Quickly, slip the envelope from the parcel and throw it into the second stall - it doesn't matter where it lands as long as it's in the walls. The envelope is what draws them, so you want to stall as much as possible. Turn on the hot water in two of the sinks and the cold in the other one. Then, with the door pounding so loud it drills through your head, face the hand-dryers. There's three. Take a deep breath, then slam the button on whichever one you like.

Everything will black out for a bit. If you pressed the wrong button, the blackness will lift only for you to experience what the students are about to do to you. It's never the same, but it's always unbearably painful, and you won't stay sane long enough to witness your demise. If you pressed the correct button, however, you will wake up sprawled on the floor of a bus stop half a mile down the road from the limits of the second-largest city you've ever visited.

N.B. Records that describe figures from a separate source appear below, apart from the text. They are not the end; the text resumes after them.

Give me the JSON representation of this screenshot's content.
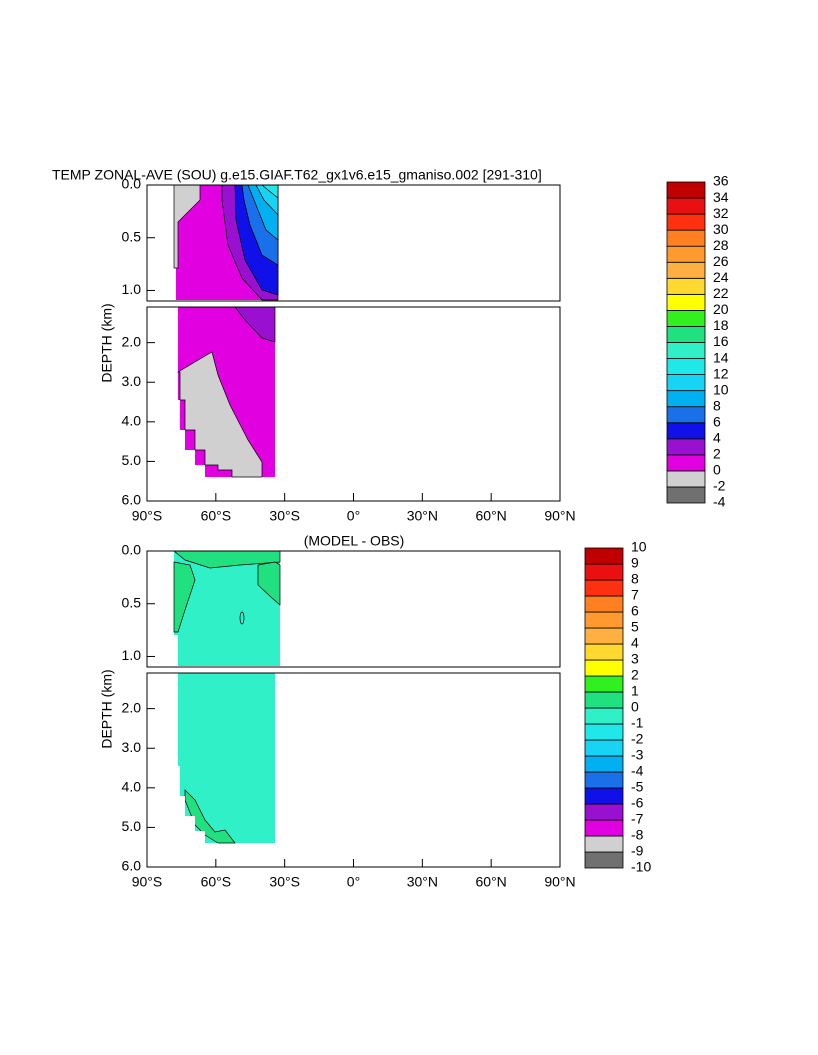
{
  "chart_data": [
    {
      "type": "contour",
      "title": "TEMP ZONAL-AVE (SOU) g.e15.GIAF.T62_gx1v6.e15_gmaniso.002 [291-310]",
      "ylabel": "DEPTH (km)",
      "xlim": [
        -90,
        90
      ],
      "xticks": [
        {
          "value": -90,
          "label": "90°S"
        },
        {
          "value": -60,
          "label": "60°S"
        },
        {
          "value": -30,
          "label": "30°S"
        },
        {
          "value": 0,
          "label": "0°"
        },
        {
          "value": 30,
          "label": "30°N"
        },
        {
          "value": 60,
          "label": "60°N"
        },
        {
          "value": 90,
          "label": "90°N"
        }
      ],
      "ylim": [
        [
          0,
          1.1
        ],
        [
          1.1,
          6.0
        ]
      ],
      "yticks": [
        {
          "value": 0,
          "label": "0.0"
        },
        {
          "value": 0.5,
          "label": "0.5"
        },
        {
          "value": 1,
          "label": "1.0"
        },
        {
          "value": 2,
          "label": "2.0"
        },
        {
          "value": 3,
          "label": "3.0"
        },
        {
          "value": 4,
          "label": "4.0"
        },
        {
          "value": 5,
          "label": "5.0"
        },
        {
          "value": 6,
          "label": "6.0"
        }
      ],
      "colorbar": {
        "levels": [
          -4,
          -2,
          0,
          2,
          4,
          6,
          8,
          10,
          12,
          14,
          16,
          18,
          20,
          22,
          24,
          26,
          28,
          30,
          32,
          34,
          36
        ],
        "colors": [
          "#707070",
          "#d0d0d0",
          "#e000e0",
          "#9a10d0",
          "#1010e8",
          "#1a70e8",
          "#00b0f0",
          "#18d4f4",
          "#20e8e8",
          "#30f0c8",
          "#20e080",
          "#30f020",
          "#ffff00",
          "#ffd830",
          "#ffb040",
          "#ff9a30",
          "#ff8020",
          "#ff3010",
          "#e81010",
          "#c00000"
        ]
      }
    },
    {
      "type": "contour",
      "title": "(MODEL - OBS)",
      "ylabel": "DEPTH (km)",
      "xlim": [
        -90,
        90
      ],
      "xticks": [
        {
          "value": -90,
          "label": "90°S"
        },
        {
          "value": -60,
          "label": "60°S"
        },
        {
          "value": -30,
          "label": "30°S"
        },
        {
          "value": 0,
          "label": "0°"
        },
        {
          "value": 30,
          "label": "30°N"
        },
        {
          "value": 60,
          "label": "60°N"
        },
        {
          "value": 90,
          "label": "90°N"
        }
      ],
      "ylim": [
        [
          0,
          1.1
        ],
        [
          1.1,
          6.0
        ]
      ],
      "yticks": [
        {
          "value": 0,
          "label": "0.0"
        },
        {
          "value": 0.5,
          "label": "0.5"
        },
        {
          "value": 1,
          "label": "1.0"
        },
        {
          "value": 2,
          "label": "2.0"
        },
        {
          "value": 3,
          "label": "3.0"
        },
        {
          "value": 4,
          "label": "4.0"
        },
        {
          "value": 5,
          "label": "5.0"
        },
        {
          "value": 6,
          "label": "6.0"
        }
      ],
      "colorbar": {
        "levels": [
          -10,
          -9,
          -8,
          -7,
          -6,
          -5,
          -4,
          -3,
          -2,
          -1,
          0,
          1,
          2,
          3,
          4,
          5,
          6,
          7,
          8,
          9,
          10
        ],
        "colors": [
          "#707070",
          "#d0d0d0",
          "#e000e0",
          "#9a10d0",
          "#1010e8",
          "#1a70e8",
          "#00b0f0",
          "#18d4f4",
          "#20e8e8",
          "#30f0c8",
          "#20e080",
          "#30f020",
          "#ffff00",
          "#ffd830",
          "#ffb040",
          "#ff9a30",
          "#ff8020",
          "#ff3010",
          "#e81010",
          "#c00000"
        ]
      }
    }
  ]
}
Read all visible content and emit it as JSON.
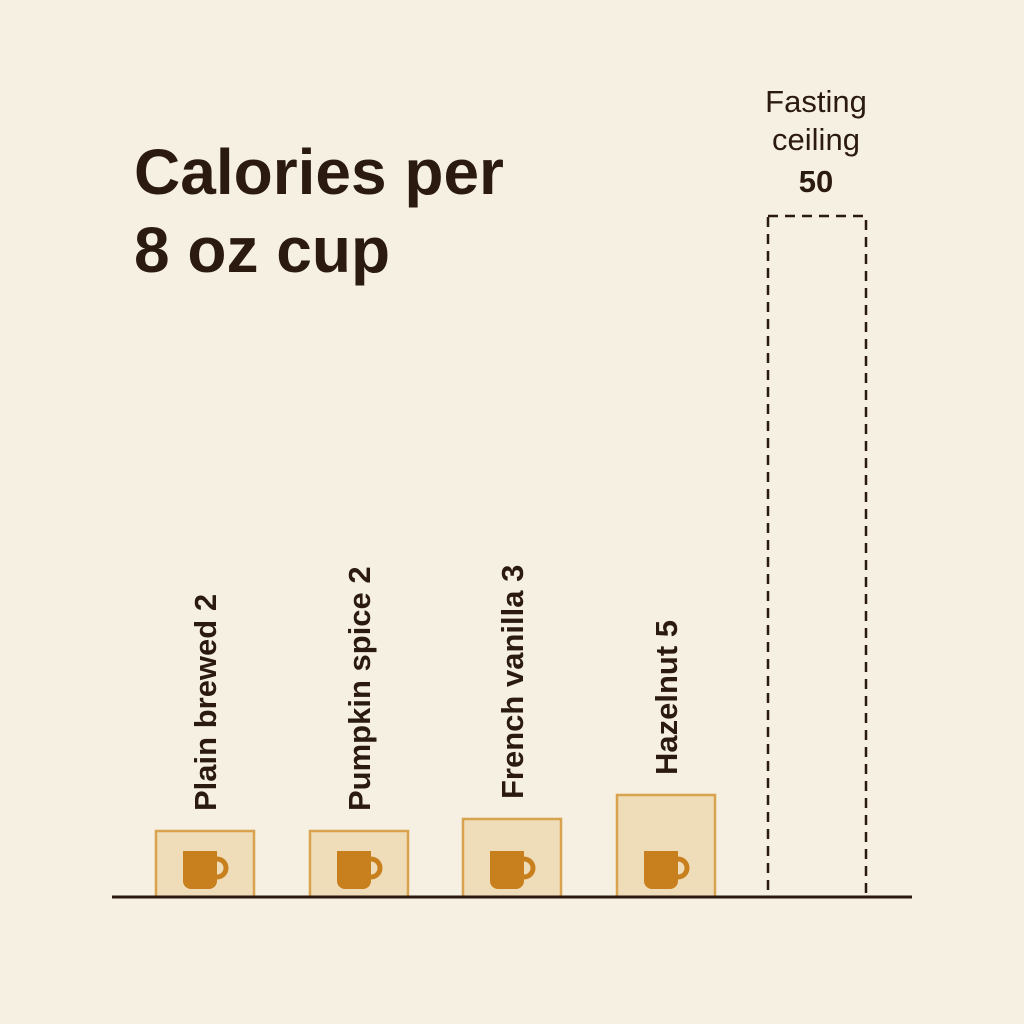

Sit up, rub your eyes. You're alone here, and for the moment, safe. Unwrap the package - there's a surprising number of layers on it.

Keep unwrapping until you find a layer of green wrapping paper. Stop at this point and look to your left - a cheap lighter is sitting on the bench, along with sufficient bus fare into the city. Grab both, pocket the money, and pile the brown paper and string up. Burn the pile- that last layer of wrapping was there solely to protect the Object from the brown wrapping, and you don't want it in existence when you open it finally.

When the pile is nothing but ash, unwrap the final layer and toss it away. You now hold a strange gold-colored D cell battery. Get up quickly - the bus is coming, and you don't want to look like a total weirdo by sitting on the floor of the stop rather than the bench.

The battery is Object 80 of 538. It will never run out of power, but if put into any device, that device will never run on any other battery save the gold one.